I have a kernel in which I have to do some copying based on importance. So I will calculate an array as big my data that contains the index of old data that has to become new data. Something along the lines of :
It will happen quite often that there are only a few distinct values in index, from low to high like index = {1 1 1 1 123 123 123 123 123 123 123 123 123 …}
So I will have trouble with uncoalesced access. Is the only way to do this fast by binding x,y,z,vx,vy,vz to a texture and sampling the texture? That will likely give me a lot of benefit since a lot of threads in a block will want the same value from the texture. As far as I understood accessing the same index in a global array in a warp leads to serialization. Is that correct?
You realize that you’ll be modifying the data you are reading, right? Are you guaranteed to never read after write? It looks like not, from your example. This means that your result could be incorrect if you read from texture.
If you could guarantee it, then texture would be a good solution.
make sure that if e.g. 312 is a value of my index array, I will make sure the value at position 312 is also 312, so I will not overwrite input-data that will be used. (aka the elegant, hard solution)
copy my x,y,z,vx,vy,vz arrays and bind the textures to the copy (but this will double my global mem usage. I will have to see if that will be a problem in practise. This I call my dumb solution :D )
Use simple tex1Dfetch fetches for the read.

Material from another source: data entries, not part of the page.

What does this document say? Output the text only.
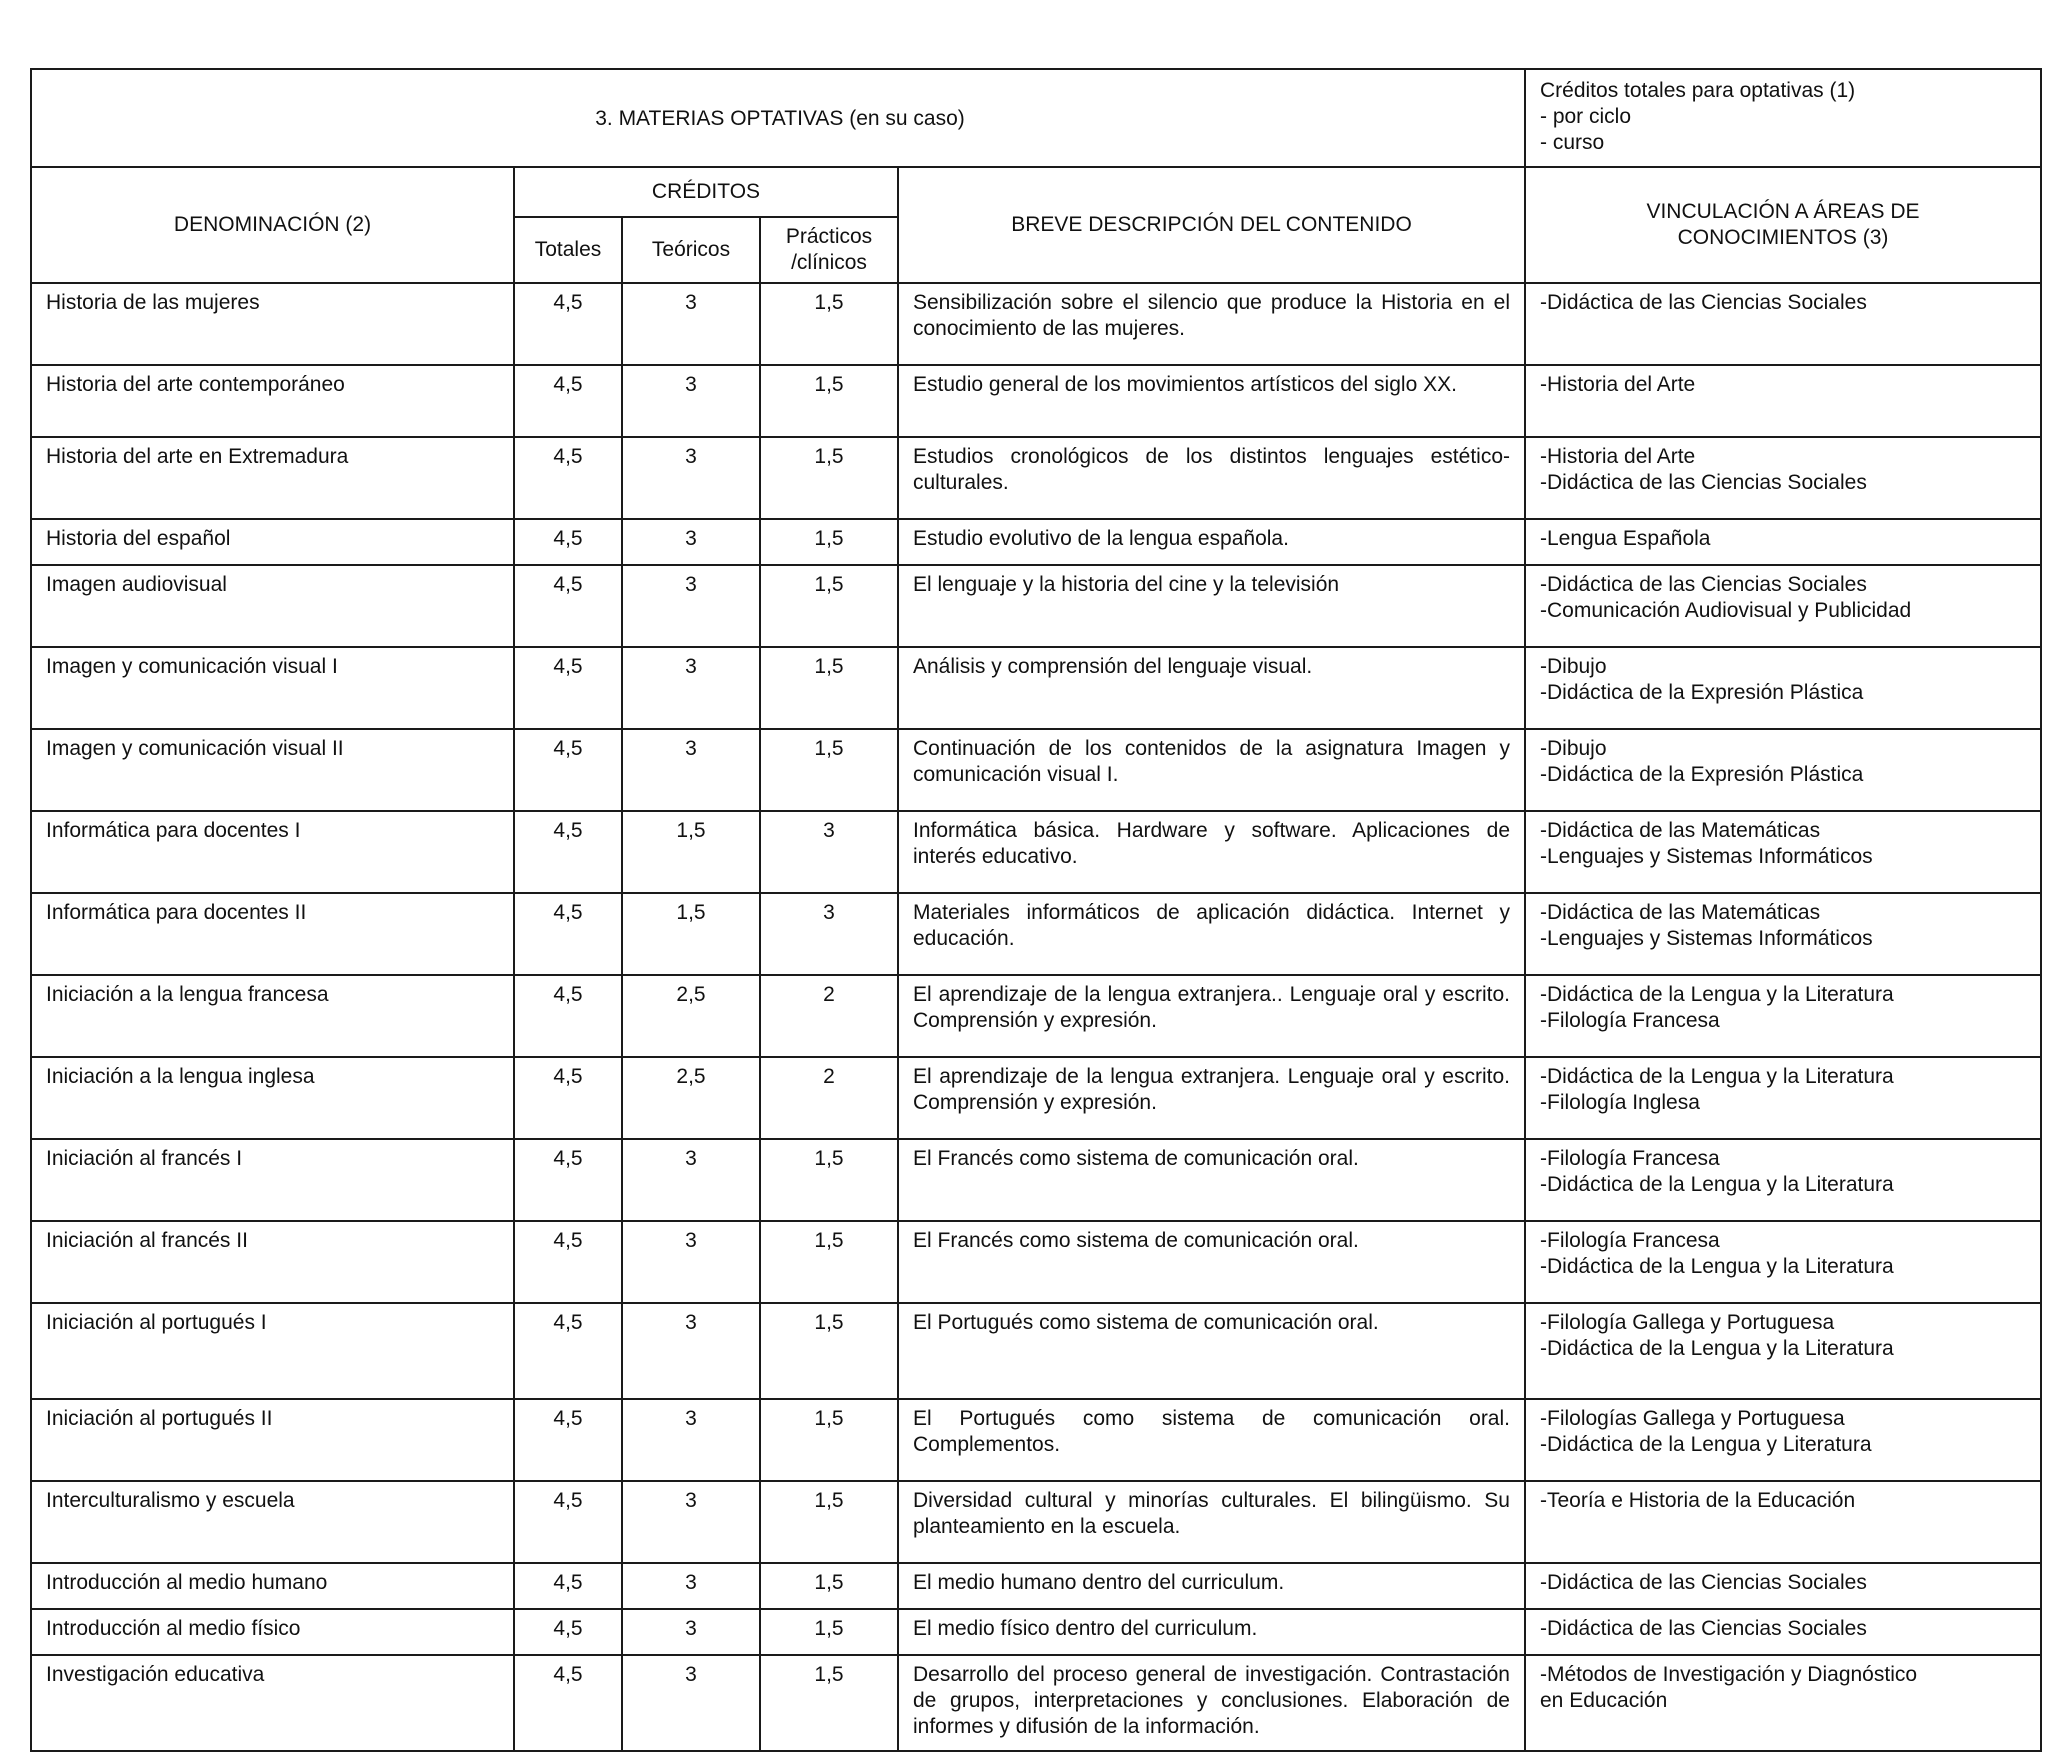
3. MATERIAS OPTATIVAS (en su caso)					Créditos totales para optativas (1)
- por ciclo
- curso

DENOMINACIÓN (2)	CRÉDITOS			BREVE DESCRIPCIÓN DEL CONTENIDO	VINCULACIÓN A ÁREAS DE
CONOCIMIENTOS (3)

	Totales	Teóricos	Prácticos
/clínicos		

Historia de las mujeres	4,5	3	1,5	Sensibilización sobre el silencio que produce la Historia en el conocimiento de las mujeres.	-Didáctica de las Ciencias Sociales

Historia del arte contemporáneo	4,5	3	1,5	Estudio general de los movimientos artísticos del siglo XX.	-Historia del Arte

Historia del arte en Extremadura	4,5	3	1,5	Estudios cronológicos de los distintos lenguajes estético-culturales.	-Historia del Arte
-Didáctica de las Ciencias Sociales

Historia del español	4,5	3	1,5	Estudio evolutivo de la lengua española.	-Lengua Española

Imagen audiovisual	4,5	3	1,5	El lenguaje y la historia del cine y la televisión	-Didáctica de las Ciencias Sociales
-Comunicación Audiovisual y Publicidad

Imagen y comunicación visual I	4,5	3	1,5	Análisis y comprensión del lenguaje visual.	-Dibujo
-Didáctica de la Expresión Plástica

Imagen y comunicación visual II	4,5	3	1,5	Continuación de los contenidos de la asignatura Imagen y comunicación visual I.	-Dibujo
-Didáctica de la Expresión Plástica

Informática para docentes I	4,5	1,5	3	Informática básica. Hardware y software. Aplicaciones de interés educativo.	-Didáctica de las Matemáticas
-Lenguajes y Sistemas Informáticos

Informática para docentes II	4,5	1,5	3	Materiales informáticos de aplicación didáctica. Internet y educación.	-Didáctica de las Matemáticas
-Lenguajes y Sistemas Informáticos

Iniciación a la lengua francesa	4,5	2,5	2	El aprendizaje de la lengua extranjera.. Lenguaje oral y escrito. Comprensión y expresión.	-Didáctica de la Lengua y la Literatura
-Filología Francesa

Iniciación a la lengua inglesa	4,5	2,5	2	El aprendizaje de la lengua extranjera. Lenguaje oral y escrito. Comprensión y expresión.	-Didáctica de la Lengua y la Literatura
-Filología Inglesa

Iniciación al francés I	4,5	3	1,5	El Francés como sistema de comunicación oral.	-Filología Francesa
-Didáctica de la Lengua y la Literatura

Iniciación al francés II	4,5	3	1,5	El Francés como sistema de comunicación oral.	-Filología Francesa
-Didáctica de la Lengua y la Literatura

Iniciación al portugués I	4,5	3	1,5	El Portugués como sistema de comunicación oral.	-Filología Gallega y Portuguesa
-Didáctica de la Lengua y la Literatura

Iniciación al portugués II	4,5	3	1,5	El Portugués como sistema de comunicación oral. Complementos.	-Filologías Gallega y Portuguesa
-Didáctica de la Lengua y Literatura

Interculturalismo y escuela	4,5	3	1,5	Diversidad cultural y minorías culturales. El bilingüismo. Su planteamiento en la escuela.	-Teoría e Historia de la Educación

Introducción al medio humano	4,5	3	1,5	El medio humano dentro del curriculum.	-Didáctica de las Ciencias Sociales

Introducción al medio físico	4,5	3	1,5	El medio físico dentro del curriculum.	-Didáctica de las Ciencias Sociales

Investigación educativa	4,5	3	1,5	Desarrollo del proceso general de investigación. Contrastación de grupos, interpretaciones y conclusiones. Elaboración de informes y difusión de la información.	-Métodos de Investigación y Diagnóstico
en Educación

The writes should be trivial to coalesce. The warp serializations will be a non-issue, you are going to be memory bound with this operation.

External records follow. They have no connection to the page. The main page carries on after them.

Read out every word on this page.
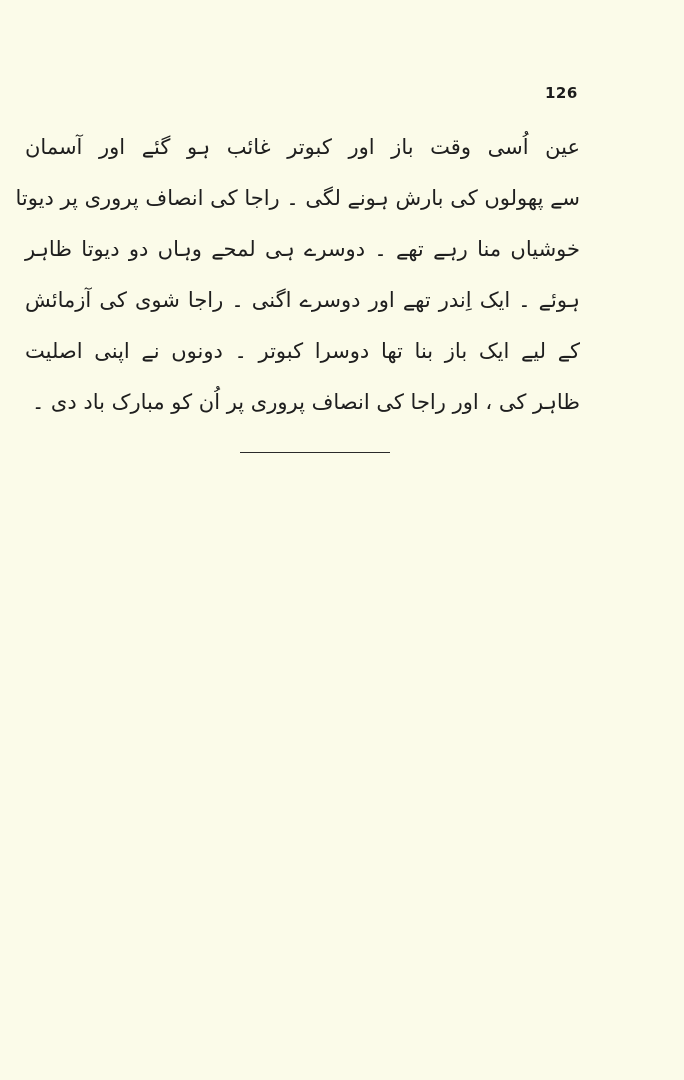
126
عین اُسی وقت باز اور کبوتر غائب ہو گئے اور آسمان
سے پھولوں کی بارش ہونے لگی ۔ راجا کی انصاف پروری پر دیوتا
خوشیاں منا رہے تھے ۔ دوسرے ہی لمحے وہاں دو دیوتا ظاہر
ہوئے ۔ ایک اِندر تھے اور دوسرے اگنی ۔ راجا شوی کی آزمائش
کے لیے ایک باز بنا تھا دوسرا کبوتر ۔ دونوں نے اپنی اصلیت
ظاہر کی ، اور راجا کی انصاف پروری پر اُن کو مبارک باد دی ۔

I realize that this might change your data structures elsewhere in your code, but reading float4 textures (one for position, one for velocity) is faster than replacing the same accesses with individual float texture reads for x,y,z.
Also: I’m curious, what is this for?. I have this exact same operation happening in my code, though importance only has unique values in it. I use it to reshuffle the order of particles in memory to improve memory throughput in other algorithms.
I have indeed been thinking of switching to float4’s. The only trouble is that elsewhere in my program (another kernel) I need to read in the written values also. So I will have to profile what is faster:
tex1Dfetch float4 + coalesced read (only) of float4
4x tex1Dfetch float + 4x coalesced read (only) of float
You probably have a good guess (given your testing in this field) if using float2’s might be even an option, because as far as I remember float2’s were not to bad in coalesced accesses, while float4 were ‘slow’
So the output of this kernel will be used as input for this kernel (making float4 interesting), but before that as input of another kernel that reads the values coalesced (making float4 not so nice to use)
My solution is just to always read the float4 texture, even when I could use a coalesced read. Unfortunately this is not feasible when you need to need one kernel to work with many float4 arrays.
However, I do think this one is due for some testing. I made my choice between 4 tex1Dfetch float reads vs 1 float4 read way back in CUDA 0.8. Let’s see if things have changed since then. I’ll try out my key random memory access kernel with the switched data structure and post the results later today.
Well, I will also be occupied with traveling most of next week, so I hope I will be able to implement it Monday morning. If I am able, I will report what is fastest for me.